2012'ye dair aksiyon planlarınızda neler var?
Hem kurumların hem de bireylerin hayatına yeni ürün ve çözümlerle birçok dokunuşta bulunacağız. Bunlardan bir tanesi mobil finansal servisler. Artık bankacılık işlemlerinizin büyük bir bölümünü cep telefonunuzdan gerçekleştirebiliyorsunuz. Diğeri de Turkcell MobilTV. Bu hizmetlerimizi 2012'de daha fazla geliştireceğiz. Çalıştığımız kurumları genişletmek ve bunlara sağladığımız hizmetlerimizi geliştirmek de diğer hedefimiz arasında. Kamu, finans, otomotiv ve perakende potansiyel gördüğümüz sektörler. Bunlara yönelik büyüme hedefimiz var. O yüzden bu sektörleri tanımak için onların platformlarına girmek istiyoruz. Yeni Ticaret Kanunu'na göre, bütün KOBİ'lerin web sitesi kurması ve bunu yaşatması gerekiyor. Onlara hem web sitelerini tasarlayabileceğimizi hem de servis hizmeti sağlayabileceğimizi söylüyoruz. Bu noktaya bu yıl daha fazla odaklanmak istiyoruz. Diğer nokta ise mobil pazarlama. Biz buna “Yeni medya” diyoruz. Sosyal medyadaki fırsatları daha fazla kullanmak için çalışmalarımıza devam edeceğiz.
“Değer yarattığımız projelerde olmak istiyoruz”
Turkcell “ODD Satış ve İletişim Ödülleri”nin sponsorlarından biriydi. Sponsor olacağınız aktivitelerin seçiminde neler ön plana çıkıyor?
Sponsorluğun sosyal sorumluluk projelerimizi tamamlayıcı bir noktada olması gerektiğini düşünüyoruz. Bizim için eğitim, istihdam ve spora yaptığımız yatırımlar çok önemli. O yüzden bunları destekleyen, besleyen sponsorluk faaliyetlerinde olacağız. Bunların dışında değer yarattığımız, işimizi büyüttüğümüz aktivitelerde de sponsor olmak istiyoruz. Bizim için önemli olan değer bütünü gördüğümüz, sürdürülebilir ve doğru işlerde var olmak. Sponsorluk çalışmalarımızı bu doğrultuda yapıyoruz. İşimizi büyütme noktasında fırsat olarak gördüğümüz yerlerde yer almamız gerektiğini düşünüyoruz. Otomotiv bizim için fırsat kapısı. Burada var olabileceğimizi düşünüyoruz. Bu yüzden sizin sponsorlarınızdan biri olduk.

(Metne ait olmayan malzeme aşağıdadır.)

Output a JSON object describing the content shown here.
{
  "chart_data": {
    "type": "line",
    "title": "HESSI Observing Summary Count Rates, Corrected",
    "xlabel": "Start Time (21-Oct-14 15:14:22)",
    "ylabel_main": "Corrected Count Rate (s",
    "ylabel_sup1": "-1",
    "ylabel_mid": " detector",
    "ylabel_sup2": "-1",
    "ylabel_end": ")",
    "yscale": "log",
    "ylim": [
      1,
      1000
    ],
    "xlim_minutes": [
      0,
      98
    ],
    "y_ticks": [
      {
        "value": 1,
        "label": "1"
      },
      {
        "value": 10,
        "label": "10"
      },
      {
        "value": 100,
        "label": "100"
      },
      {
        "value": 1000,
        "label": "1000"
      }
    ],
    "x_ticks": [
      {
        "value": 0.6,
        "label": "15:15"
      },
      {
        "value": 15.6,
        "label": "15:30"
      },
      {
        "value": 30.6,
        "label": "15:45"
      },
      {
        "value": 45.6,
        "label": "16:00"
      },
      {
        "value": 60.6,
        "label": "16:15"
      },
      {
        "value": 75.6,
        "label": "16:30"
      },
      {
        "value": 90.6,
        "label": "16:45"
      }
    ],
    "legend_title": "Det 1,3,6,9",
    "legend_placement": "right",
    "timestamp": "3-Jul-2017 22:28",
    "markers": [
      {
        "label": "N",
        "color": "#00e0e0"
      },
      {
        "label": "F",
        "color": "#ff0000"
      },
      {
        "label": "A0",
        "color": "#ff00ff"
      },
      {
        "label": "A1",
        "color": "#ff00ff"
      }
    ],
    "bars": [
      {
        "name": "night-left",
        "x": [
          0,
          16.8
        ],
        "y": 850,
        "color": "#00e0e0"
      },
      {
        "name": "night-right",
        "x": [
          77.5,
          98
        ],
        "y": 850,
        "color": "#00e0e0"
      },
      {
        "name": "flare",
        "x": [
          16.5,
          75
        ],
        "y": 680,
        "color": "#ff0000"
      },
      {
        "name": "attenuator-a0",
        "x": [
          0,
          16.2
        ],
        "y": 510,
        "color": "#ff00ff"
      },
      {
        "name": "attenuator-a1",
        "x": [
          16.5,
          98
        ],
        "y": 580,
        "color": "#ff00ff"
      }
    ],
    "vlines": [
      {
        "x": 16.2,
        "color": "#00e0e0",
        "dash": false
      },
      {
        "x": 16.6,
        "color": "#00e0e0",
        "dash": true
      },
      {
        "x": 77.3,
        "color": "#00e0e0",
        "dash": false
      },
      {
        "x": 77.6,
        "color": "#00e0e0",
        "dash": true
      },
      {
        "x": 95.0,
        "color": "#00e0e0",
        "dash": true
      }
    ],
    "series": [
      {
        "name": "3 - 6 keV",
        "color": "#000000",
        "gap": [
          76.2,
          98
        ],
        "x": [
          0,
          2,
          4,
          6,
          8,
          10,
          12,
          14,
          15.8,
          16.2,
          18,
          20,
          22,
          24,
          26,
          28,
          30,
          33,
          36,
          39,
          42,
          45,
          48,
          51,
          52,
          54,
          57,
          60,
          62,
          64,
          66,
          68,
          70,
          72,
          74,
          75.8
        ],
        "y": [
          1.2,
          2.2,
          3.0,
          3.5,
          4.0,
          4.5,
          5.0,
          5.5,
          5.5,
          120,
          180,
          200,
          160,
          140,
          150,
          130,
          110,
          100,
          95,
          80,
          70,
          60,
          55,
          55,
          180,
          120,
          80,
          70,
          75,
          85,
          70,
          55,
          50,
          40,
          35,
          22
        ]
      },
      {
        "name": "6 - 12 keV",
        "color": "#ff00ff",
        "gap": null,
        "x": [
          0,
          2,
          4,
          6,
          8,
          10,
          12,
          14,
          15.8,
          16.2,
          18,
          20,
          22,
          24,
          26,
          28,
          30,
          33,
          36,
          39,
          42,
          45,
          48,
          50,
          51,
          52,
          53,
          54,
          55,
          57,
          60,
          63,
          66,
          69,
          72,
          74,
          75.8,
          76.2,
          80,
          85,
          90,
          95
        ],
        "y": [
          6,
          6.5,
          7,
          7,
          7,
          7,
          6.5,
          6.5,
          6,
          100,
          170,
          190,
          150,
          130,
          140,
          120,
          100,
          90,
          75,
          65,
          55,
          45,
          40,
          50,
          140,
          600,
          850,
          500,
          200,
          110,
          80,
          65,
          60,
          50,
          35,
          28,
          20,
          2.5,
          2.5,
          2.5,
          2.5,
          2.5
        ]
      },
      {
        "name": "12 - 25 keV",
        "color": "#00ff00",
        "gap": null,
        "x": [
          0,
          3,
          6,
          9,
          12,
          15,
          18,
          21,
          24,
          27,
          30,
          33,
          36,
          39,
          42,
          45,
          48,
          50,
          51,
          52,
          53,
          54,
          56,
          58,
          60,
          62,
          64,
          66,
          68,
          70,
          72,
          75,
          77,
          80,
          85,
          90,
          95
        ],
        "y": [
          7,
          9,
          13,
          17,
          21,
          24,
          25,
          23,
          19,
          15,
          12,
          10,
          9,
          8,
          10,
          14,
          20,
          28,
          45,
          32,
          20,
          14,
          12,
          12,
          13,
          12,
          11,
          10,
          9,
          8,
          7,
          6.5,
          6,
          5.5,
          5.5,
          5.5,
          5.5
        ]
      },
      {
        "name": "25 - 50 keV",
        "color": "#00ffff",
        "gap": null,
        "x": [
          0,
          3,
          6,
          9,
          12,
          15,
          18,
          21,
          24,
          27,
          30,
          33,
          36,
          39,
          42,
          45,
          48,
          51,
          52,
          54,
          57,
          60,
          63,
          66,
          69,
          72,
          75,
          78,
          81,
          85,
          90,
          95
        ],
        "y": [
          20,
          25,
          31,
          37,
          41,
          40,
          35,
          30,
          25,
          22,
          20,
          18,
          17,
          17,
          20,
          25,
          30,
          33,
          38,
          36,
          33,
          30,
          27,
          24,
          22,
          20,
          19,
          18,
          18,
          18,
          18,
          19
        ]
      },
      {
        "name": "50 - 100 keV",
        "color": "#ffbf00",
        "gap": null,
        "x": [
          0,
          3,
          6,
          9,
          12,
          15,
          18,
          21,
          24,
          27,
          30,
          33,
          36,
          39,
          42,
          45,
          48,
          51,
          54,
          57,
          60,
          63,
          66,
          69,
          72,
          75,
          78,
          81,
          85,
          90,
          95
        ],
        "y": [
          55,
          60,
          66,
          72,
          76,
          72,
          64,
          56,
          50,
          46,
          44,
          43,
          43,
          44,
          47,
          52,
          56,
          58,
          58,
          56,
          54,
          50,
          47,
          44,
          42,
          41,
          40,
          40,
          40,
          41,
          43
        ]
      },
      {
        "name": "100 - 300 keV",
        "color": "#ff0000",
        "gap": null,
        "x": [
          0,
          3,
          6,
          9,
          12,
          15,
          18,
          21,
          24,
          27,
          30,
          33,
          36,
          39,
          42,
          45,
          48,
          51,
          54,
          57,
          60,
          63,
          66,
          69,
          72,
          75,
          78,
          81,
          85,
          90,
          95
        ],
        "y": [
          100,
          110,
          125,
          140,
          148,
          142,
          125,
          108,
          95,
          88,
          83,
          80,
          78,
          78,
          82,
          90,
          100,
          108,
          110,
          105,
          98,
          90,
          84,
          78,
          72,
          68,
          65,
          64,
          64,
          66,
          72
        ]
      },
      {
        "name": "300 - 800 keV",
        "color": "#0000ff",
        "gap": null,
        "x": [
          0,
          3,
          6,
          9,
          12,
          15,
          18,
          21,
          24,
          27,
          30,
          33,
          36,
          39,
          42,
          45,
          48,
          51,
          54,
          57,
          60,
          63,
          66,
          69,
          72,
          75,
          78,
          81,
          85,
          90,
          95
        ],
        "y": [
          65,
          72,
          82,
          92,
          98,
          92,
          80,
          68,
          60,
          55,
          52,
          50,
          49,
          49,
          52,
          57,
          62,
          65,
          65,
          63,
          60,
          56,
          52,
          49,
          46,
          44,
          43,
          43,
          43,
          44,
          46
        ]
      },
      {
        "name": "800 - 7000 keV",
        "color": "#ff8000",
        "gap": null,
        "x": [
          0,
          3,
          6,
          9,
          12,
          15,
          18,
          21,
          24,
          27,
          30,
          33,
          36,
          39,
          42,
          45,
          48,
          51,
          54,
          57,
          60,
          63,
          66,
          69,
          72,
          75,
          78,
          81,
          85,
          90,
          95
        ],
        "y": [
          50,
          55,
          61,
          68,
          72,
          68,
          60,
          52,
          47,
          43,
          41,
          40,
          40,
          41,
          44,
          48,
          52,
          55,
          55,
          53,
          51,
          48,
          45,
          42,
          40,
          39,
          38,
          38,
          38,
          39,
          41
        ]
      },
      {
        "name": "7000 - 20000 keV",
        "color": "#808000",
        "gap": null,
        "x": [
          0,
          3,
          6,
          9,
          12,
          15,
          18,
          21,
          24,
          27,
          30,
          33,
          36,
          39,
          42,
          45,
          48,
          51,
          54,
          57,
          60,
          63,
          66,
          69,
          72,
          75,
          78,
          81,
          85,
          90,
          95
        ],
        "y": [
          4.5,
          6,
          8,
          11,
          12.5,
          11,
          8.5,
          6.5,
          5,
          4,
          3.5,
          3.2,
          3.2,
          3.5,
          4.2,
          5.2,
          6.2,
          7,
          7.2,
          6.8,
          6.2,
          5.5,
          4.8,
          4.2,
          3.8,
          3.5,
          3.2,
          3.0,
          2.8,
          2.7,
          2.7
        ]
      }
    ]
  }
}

Çalışan seçiminde, teknoloji bilgisi ön plana çıkıyor
Personel Yöneticileri Derneği'nin (PERYÖN) de başkanlığını yürüttünüz. İnsan kaynağı otomotiv sektörü için nasıl bir öneme sahip?
Bizim mottomuz, “Önce insan ve öncü Turkcell” oldu. Her şeyin merkezine insanı koyduk. Ben insan yönetimini sadece İK yöneticiliği olarak gören biri değilim. PERYÖN'de otomotiv sektöründe faaliyet gösteren birçok üyemiz var. Çalışanları karar süreci içine alan otomotiv firmalarının olduğunu biliyorum. Otomotiv sektörü üretim, satış ve pazarlama gibi bir örgüt yapısından oluşuyor. Bunların kaynağında ise insan yatıyor. Bu yüzden insan kaynağının sektör için çok önemli olduğunu düşünüyorum. Otomotiv, teknolojiyi ve yeniliği barındıran bir sektör. Bu yüzden de çalışan profilinin teknolojiden anlayan insanlardan seçilmesi gerekiyor. Otomotiv sektöründe insan yoğun, bu yüzden “insanla” fark yaratabilir.
Sektörün geleceğini nasıl görüyorsunuz?
Otomotiv sektöründe yerli otomobil gündemde. Tabii ki bazı ürünleri ithal edeceğiz ama ihracat yaptığımız ürünlerde de katma değer yaratma noktasına gelmeliyiz. Bu anlamda bu katma değeri artıran en önemli sektörlerden bir tanesinin otomotiv olduğunu düşünüyorum. Bu yüzden de sektörün geleceğinin parlak olduğunu düşünüyorum. Türkiye'deki otomotiv sektöründe hem kaliteli hem de yenilikçi ürünlerin kullanımı artıyor. Yerli otomobil fikri de bu anlayışı destekleyecek ve tetikleyecek, sektöre bir dinamizm katacak. Tabii ki bu noktada devlet desteği çok önemli. Bizlerin, yani kullanıcıların da yerli otomobili istemesi ve desteklemesi gerekiyor.
“Keyifli bir deneyimdi”
ODD Satış ve İletişim Ödülleri 2010 ve 2011 Gladyatörleri jüri üyesiydiniz. Jüri üyeliği süreci nasıl bir deneyimdi?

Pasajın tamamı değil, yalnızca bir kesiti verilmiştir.